La pregunta me ronda desde hace meses: ¿está la escuela sintonizando con cambios muy profundos de nuestra sociedad o, por el contrario, nos está imponiendo unas transformaciones que son claramente discutibles? Lo digo a raíz de una noticia que me ha dejado patitieso y desconcertado. En el borrador de un futuro decreto del Departament d’Educació consta que al final de cada ciclo de primaria los alumnos podrán ser evaluados con las siguientes posibles notas: consecución excelente, consecución notable, consecución satisfactoria y –para sustituir el suspenso– en proceso de consecución. Lisa y llanamente: en vez de apuntar suspenso, el maestro apuntará en proceso de consecución, y eso es lo que leerán los padres de la criatura que no haya podido superar el reto.
 
Ante esta ocurrencia, sería fácil hacer un artículo –uno más– sobre la progresiva desaparición de la cultura del esfuerzo, un término que parece que no gusta mucho a determinados pedagogos, que son –¡qué casualidad!– los que tienen más influencia sobre las autoridades políticas que establecen normativamente lo que toca. La cultura del esfuerzo tiene mala prensa en determinados entornos, quizá porque se asocia a un individualismo que algunos presentan como actitud nociva y criptocapitalista, alejada de los discursos que subrayan el trabajo colaborativo y el aprendizaje en equipo, etcétera.

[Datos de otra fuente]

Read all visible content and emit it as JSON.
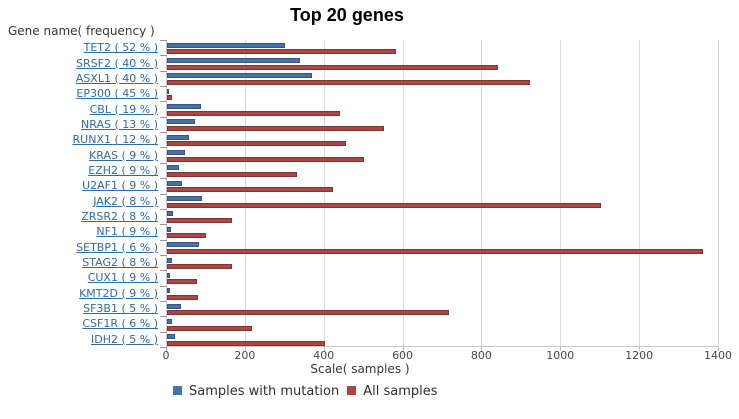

Nunca como ahora los niños y los adolescentes habían hecho tantos trabajos en grupo (esta plaga ha llegado también a la enseñanza universitaria) y nunca había costado tanto establecer qué es y qué no es lo que aprende tu hijo con este método.
 
No hablaremos, pues, de la menguante cultura del esfuerzo frente a las recetas que propugnan hacer muchas cosas en el aula, siempre que no pongan al alumno en confrontación con todo lo que pueda asociarse con rutina, aburrimiento o necesidad de asumir la dificultad sin desdibujarla. Aparquemos el debate sobre la cultura del esfuerzo y preguntémonos por los efectos inesperados de querer convertir la escuela en un lugar donde las emociones son el centro de gravedad. “Educar en las emociones es indispensable”, dice el experto de turno, y no seré yo quien lo contradiga. Pero hay que encontrar las proporciones adecuadas. Si educar en las emociones acaba desfigurando la idea de que aprender es marcarse metas y ponerse a prueba uno mismo, esta estrategia no sirve para crear adultos responsables y, por lo tanto, libres.
 
Supongo que eliminar el término suspenso pretende ocultar el concepto de fracaso, que forma parte de la vida adulta tanto como el éxito y la mediocridad o el desconcierto. ¿Educamos en las emociones cuando escondemos con eufemismos paternalistas que toda acción humana puede fracasar? Es evidente que no. Para educar –en las emociones y en lo que sea– no puede darse la espalda a la verdad, no puede tratarse al sujeto del aprendizaje como si fuera incapaz de hacerse cargo de su propia vida.
 

Para educar –en las emociones y en lo que sea– no puede darse la espalda a la verdad

 
Llevamos días hablando de los problemas que tiene la política con la verdad –en Barcelona, Madrid, Londres, Moscú– y cómo eso debilita las sociedades y revienta las instituciones. Llevamos días lamentando que no se trate a la ciudadanía de modo adulto. Por eso hay que proclamar bien alto que la escuela no puede ser un lugar donde (con la coartada siempre perversa de las buenas intenciones) la realidad sea maquillada, disfrazada y distorsionada hasta convertirla en un cuento fantástico con propiedades anestésicas. Nos jugamos demasiado en ello.